The impeller 100 is manufactured by placing the core 113 between two disc-shaped components, which form the outer skin of the impeller disc 103 and the outer skin of the impeller shroud 105. The cross-sectional shape of the core 113, as well as the cross-sectional shape of the outer skin portions of the impeller disc 103 and of the impeller shroud 105 are such that an empty volume is formed between the core portions 113P and both skin portions of the impeller disc 103 and the impeller shroud 105. The empty volume is then filled with a metal powder and the cavities are sealed. The unit thus obtained is subject to hot isostatic pressing, sometimes also called “HIP” or “hipping”, whereby heat and pressure are applied to the outer surfaces of the semi-finished article formed by the core, surrounding powder filling the inner cavities and the outer skin portions of the impeller disc 103 and impeller shroud 105. The metal powder is densified and solidified, thus forming the inner solid portions of the impeller 100. In order to form the flow passages or vanes 109, the core 113 must be removed. This is performed by acid etching.
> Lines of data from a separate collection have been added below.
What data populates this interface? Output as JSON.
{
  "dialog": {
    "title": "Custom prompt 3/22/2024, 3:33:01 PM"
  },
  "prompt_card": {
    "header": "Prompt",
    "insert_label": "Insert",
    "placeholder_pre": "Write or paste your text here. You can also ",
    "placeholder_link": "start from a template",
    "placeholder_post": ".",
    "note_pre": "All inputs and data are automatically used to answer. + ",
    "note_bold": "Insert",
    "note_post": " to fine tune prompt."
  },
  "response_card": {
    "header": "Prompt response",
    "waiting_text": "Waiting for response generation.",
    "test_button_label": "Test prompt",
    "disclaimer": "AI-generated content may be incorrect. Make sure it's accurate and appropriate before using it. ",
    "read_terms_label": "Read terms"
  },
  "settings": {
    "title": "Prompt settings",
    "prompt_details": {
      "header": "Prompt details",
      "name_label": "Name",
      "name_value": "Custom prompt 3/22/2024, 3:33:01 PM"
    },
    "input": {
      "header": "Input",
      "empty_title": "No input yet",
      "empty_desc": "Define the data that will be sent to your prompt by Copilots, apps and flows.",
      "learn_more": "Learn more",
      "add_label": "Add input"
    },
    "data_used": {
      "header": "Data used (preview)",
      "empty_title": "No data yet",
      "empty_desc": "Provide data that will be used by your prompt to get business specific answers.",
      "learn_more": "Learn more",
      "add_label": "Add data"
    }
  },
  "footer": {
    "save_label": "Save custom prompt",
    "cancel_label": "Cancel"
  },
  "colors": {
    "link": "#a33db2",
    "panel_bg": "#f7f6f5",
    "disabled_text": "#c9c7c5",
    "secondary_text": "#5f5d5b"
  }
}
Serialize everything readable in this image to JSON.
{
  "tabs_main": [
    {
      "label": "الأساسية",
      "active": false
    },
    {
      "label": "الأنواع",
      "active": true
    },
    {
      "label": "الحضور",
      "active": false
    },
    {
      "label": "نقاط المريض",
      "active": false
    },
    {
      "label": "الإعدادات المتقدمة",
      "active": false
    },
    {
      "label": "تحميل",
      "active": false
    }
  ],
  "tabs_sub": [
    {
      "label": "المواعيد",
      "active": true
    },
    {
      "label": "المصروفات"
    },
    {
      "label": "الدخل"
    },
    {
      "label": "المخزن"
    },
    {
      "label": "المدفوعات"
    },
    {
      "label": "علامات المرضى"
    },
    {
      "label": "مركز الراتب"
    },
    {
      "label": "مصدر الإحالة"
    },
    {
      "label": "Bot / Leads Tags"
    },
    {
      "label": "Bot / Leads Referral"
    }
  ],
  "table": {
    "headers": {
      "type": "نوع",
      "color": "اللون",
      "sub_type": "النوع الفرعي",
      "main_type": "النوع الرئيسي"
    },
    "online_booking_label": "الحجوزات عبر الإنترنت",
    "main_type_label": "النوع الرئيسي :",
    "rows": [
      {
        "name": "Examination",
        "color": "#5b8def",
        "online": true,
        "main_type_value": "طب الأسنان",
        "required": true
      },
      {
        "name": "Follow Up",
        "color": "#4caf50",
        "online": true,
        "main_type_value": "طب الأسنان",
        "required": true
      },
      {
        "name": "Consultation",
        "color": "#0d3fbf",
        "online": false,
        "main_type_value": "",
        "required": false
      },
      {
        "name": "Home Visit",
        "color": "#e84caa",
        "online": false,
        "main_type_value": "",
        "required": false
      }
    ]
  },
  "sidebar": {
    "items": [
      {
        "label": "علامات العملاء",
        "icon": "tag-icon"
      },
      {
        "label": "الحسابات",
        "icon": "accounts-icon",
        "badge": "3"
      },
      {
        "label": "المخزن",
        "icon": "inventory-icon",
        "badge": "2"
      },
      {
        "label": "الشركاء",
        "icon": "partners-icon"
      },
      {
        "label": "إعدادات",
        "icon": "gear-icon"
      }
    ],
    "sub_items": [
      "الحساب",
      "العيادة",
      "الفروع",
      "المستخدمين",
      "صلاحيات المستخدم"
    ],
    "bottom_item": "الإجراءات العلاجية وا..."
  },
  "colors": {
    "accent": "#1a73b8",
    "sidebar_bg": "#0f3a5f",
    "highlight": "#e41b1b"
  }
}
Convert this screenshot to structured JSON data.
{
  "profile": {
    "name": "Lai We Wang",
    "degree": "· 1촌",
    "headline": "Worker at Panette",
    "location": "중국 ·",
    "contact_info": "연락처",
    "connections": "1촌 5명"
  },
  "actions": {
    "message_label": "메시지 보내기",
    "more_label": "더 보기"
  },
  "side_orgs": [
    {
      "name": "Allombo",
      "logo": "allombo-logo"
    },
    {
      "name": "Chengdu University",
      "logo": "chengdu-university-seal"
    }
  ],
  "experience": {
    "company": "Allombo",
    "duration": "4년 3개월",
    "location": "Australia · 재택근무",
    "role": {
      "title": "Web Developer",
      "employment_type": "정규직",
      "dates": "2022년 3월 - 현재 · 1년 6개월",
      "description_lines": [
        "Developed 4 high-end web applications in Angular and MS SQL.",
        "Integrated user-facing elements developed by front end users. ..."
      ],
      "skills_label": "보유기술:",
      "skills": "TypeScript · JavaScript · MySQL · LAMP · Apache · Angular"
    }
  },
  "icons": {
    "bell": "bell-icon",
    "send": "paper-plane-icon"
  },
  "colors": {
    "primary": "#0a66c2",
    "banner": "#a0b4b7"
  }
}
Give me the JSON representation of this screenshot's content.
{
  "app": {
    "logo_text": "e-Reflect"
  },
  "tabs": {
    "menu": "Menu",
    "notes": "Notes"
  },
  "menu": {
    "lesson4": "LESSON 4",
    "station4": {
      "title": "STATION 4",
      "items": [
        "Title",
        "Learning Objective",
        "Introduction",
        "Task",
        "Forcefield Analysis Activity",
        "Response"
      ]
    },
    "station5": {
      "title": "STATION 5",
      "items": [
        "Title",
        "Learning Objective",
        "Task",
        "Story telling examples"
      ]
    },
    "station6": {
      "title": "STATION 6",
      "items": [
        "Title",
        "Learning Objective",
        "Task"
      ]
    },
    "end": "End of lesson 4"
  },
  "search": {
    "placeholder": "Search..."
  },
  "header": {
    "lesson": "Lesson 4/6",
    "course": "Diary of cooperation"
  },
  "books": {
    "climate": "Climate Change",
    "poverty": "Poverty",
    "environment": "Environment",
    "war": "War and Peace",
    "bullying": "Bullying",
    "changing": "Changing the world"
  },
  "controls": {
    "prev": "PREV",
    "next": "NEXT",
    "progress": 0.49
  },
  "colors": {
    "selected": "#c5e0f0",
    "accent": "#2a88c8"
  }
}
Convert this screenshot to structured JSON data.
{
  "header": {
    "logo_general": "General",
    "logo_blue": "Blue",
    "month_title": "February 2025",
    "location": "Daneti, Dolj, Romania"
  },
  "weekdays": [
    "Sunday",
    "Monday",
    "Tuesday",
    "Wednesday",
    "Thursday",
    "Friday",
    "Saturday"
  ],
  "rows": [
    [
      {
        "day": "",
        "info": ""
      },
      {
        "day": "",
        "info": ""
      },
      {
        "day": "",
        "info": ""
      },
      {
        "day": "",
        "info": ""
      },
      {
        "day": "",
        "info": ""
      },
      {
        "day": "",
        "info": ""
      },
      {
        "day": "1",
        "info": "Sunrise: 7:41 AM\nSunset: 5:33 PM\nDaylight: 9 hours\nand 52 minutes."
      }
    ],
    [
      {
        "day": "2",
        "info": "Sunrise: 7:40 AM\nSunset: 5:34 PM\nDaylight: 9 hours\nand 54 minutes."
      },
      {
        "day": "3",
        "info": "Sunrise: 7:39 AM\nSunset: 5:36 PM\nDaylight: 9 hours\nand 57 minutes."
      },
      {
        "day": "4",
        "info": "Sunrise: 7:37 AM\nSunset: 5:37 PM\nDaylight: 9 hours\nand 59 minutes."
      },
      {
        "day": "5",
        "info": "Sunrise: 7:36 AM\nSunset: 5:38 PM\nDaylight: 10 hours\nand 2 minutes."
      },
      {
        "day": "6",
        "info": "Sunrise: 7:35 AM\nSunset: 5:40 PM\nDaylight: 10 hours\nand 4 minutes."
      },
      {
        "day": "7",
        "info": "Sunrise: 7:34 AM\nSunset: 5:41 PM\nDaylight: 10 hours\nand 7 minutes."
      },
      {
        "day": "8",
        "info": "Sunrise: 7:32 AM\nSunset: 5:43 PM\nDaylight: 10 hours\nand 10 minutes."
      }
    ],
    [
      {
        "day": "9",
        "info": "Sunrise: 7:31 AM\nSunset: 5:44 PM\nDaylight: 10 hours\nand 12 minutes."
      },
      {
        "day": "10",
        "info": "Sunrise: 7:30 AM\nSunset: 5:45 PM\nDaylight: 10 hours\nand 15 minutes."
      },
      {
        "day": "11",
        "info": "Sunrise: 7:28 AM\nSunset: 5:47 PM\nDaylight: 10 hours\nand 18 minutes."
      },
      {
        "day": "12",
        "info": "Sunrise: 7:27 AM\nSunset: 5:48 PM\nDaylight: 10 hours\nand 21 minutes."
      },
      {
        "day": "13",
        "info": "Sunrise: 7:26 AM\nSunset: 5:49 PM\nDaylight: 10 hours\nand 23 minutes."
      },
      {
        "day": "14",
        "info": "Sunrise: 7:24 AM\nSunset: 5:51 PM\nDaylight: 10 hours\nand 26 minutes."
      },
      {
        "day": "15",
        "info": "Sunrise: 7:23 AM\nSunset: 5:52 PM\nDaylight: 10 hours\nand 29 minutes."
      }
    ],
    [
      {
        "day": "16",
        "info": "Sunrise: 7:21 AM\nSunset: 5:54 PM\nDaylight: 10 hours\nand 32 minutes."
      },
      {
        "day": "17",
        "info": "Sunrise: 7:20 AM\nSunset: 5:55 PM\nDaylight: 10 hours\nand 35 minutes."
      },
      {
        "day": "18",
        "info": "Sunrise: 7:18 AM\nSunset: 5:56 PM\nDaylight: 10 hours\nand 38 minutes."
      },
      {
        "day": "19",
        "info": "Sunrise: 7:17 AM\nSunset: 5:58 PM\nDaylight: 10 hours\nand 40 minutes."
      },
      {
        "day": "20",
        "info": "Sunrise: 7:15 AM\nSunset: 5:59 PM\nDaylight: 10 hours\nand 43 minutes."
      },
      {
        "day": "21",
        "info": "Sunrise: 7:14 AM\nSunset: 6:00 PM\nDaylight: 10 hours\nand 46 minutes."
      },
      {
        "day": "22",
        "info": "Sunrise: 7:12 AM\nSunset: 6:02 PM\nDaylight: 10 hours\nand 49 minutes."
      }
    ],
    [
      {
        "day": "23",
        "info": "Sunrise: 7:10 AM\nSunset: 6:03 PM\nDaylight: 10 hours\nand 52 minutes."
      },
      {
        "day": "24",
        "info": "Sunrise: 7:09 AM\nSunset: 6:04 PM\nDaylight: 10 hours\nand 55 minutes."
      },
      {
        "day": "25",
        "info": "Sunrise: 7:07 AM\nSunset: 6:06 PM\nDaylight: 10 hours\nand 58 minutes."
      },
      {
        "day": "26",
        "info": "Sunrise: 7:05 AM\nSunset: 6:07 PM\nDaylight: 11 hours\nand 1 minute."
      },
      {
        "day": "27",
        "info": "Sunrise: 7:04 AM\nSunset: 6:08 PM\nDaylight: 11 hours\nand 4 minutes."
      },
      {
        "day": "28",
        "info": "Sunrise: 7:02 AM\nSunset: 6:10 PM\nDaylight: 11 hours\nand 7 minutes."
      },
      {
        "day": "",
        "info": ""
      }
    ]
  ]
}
The above described method has several drawbacks. The core 113 is an expensive and complex component, which must be machined from a solid workpiece. Manufacturing of the core 113 is an expensive process. The resulting core 113 is used only once for manufacturing a single impeller 100 and is subsequently destroyed.
Moreover, the above summarized technology sets heavy limitations on the choice of the materials that can be used for manufacturing the impeller. More specifically, both the metal forming the skin portions as well as the metal powder must resist the action of the acid used for removing the core. In turn, the core 113 must be manufactured with a metal which is capable of withstanding the high pressure and temperature conditions during hipping, but which is at the same time suitable for removal by acid etching.
There is therefore a need for an improved method of manufacturing complex turbomachine components such as in particular, but not limited to, centrifugal impellers for pumps and compressors.